Cardiovascular disease is one of the major health problems around the world, especially because the heart cannot repair itself: if cardiomyocytes are lost to injury or disease, they have only a minimal ability to regenerate. Scientists have been trying to develop ways to regenerate hearts by using cardiomyocytes grown from the patient's cells taken from skin or blood.
To be successful, these cardiomyocytes need to respond to and integrate with the surrounding heart muscle. But, currently, the immaturity and resultant irregular beating of human cardiomyocytes derived from stem cells have limited their usefulness for regenerative medicine and biological research.
"We've made an exciting discovery," says Vunjak-Novakovic. "We applied electrical stimulation to mature these cells, regulate their contractile function, and improve their ability to connect with each other. In fact, we trained the cell to adopt the beating pattern of the heart, improved the organization of important cardiac proteins, and helped the cells to become more adult-like. This preconditioning is an important step to generating robust cells that are useful for a wide range of applications including the study of cardiomyocyte biology, drug testing, and stem cell therapy. And we think that our method could lead to the reduction of arrhythmia during cell-based heart regeneration."
Vunjak-Novakovic worked with George Eng and Benjamin Lee, both of whom recently received their PhD from the Department of Biomedical Engineering. They are also MD students and the study's co-leading authors. The team grew human stem cell-derived cardiomyocytes and engineered them into three-dimensional structures. They then exposed these structures to electrical signals that mimicked those in a healthy heart--over just one week. They showed that this electrical stimulation increased cardiomyocyte connectivity and the regularity of muscle contraction.
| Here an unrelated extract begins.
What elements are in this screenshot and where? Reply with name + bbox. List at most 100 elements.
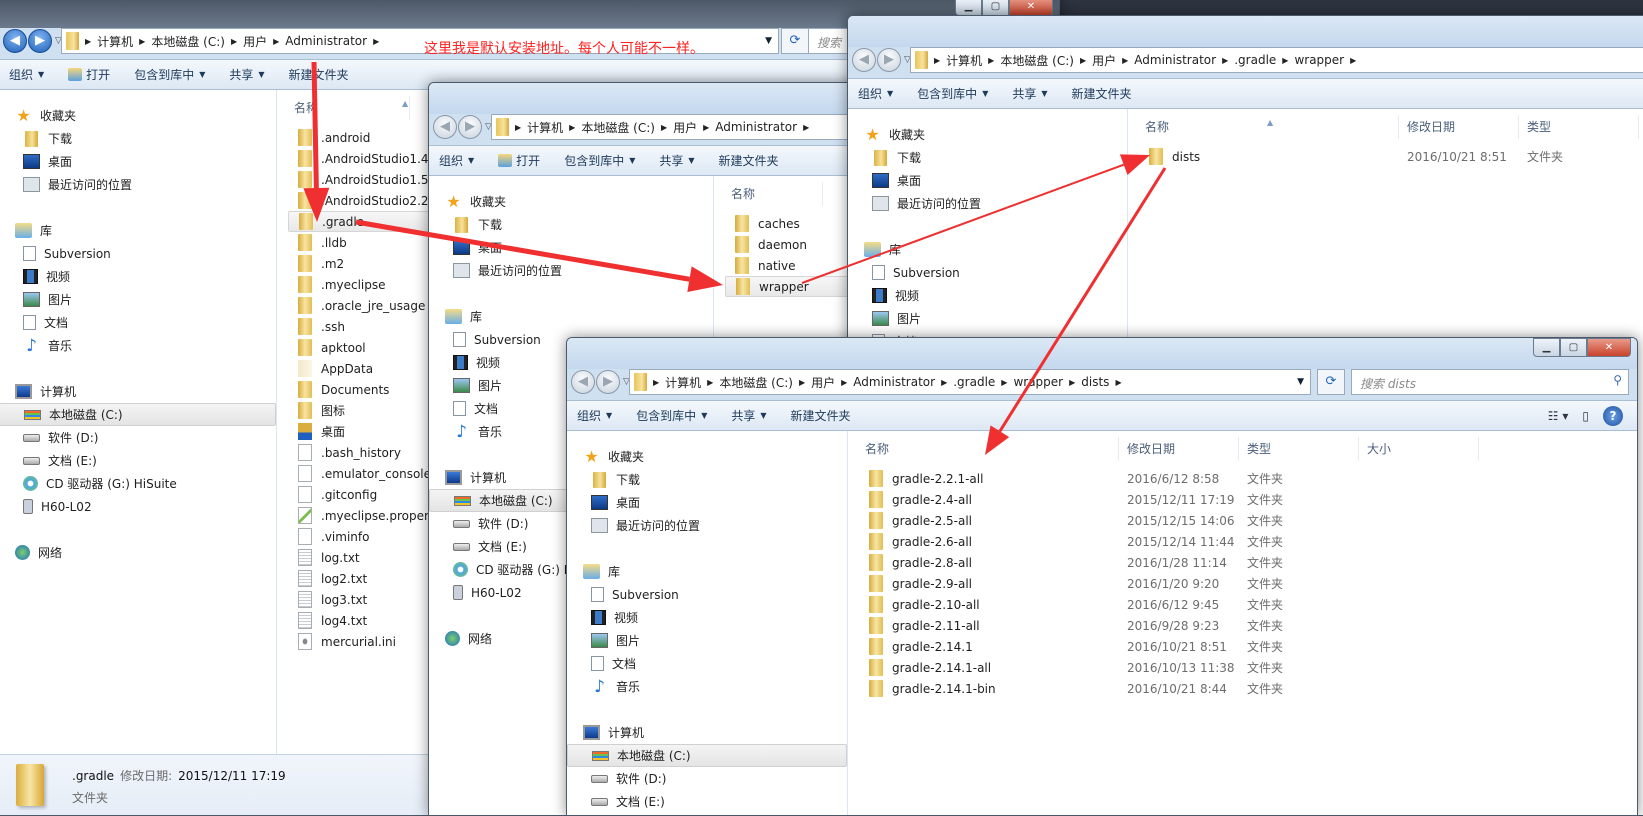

The researchers plan to conduct fundamental studies of how the immature heart develops its beating function, and to investigate whether the "conditioned" cardiomyocytes will have the ability to seamlessly integrate with the heart muscle and provide a synchronized beating function.
"The heart is an organ of amazing complexity with about 3 billion cells that beat synchronously in response to electrical signals," Vunjak-Novakovic observes. "Our ability to recapitulate biology using bioengineering tools continues to drive our work and to be a source of inspiration. We are frequently reminded that this may be the best time ever to pursue biomedical engineering research!"
Benjamin Lee adds, "As a student in both engineering and medicine, I am particularly interested in how electrically conditioned cardiomyocytes can be used in a clinical context."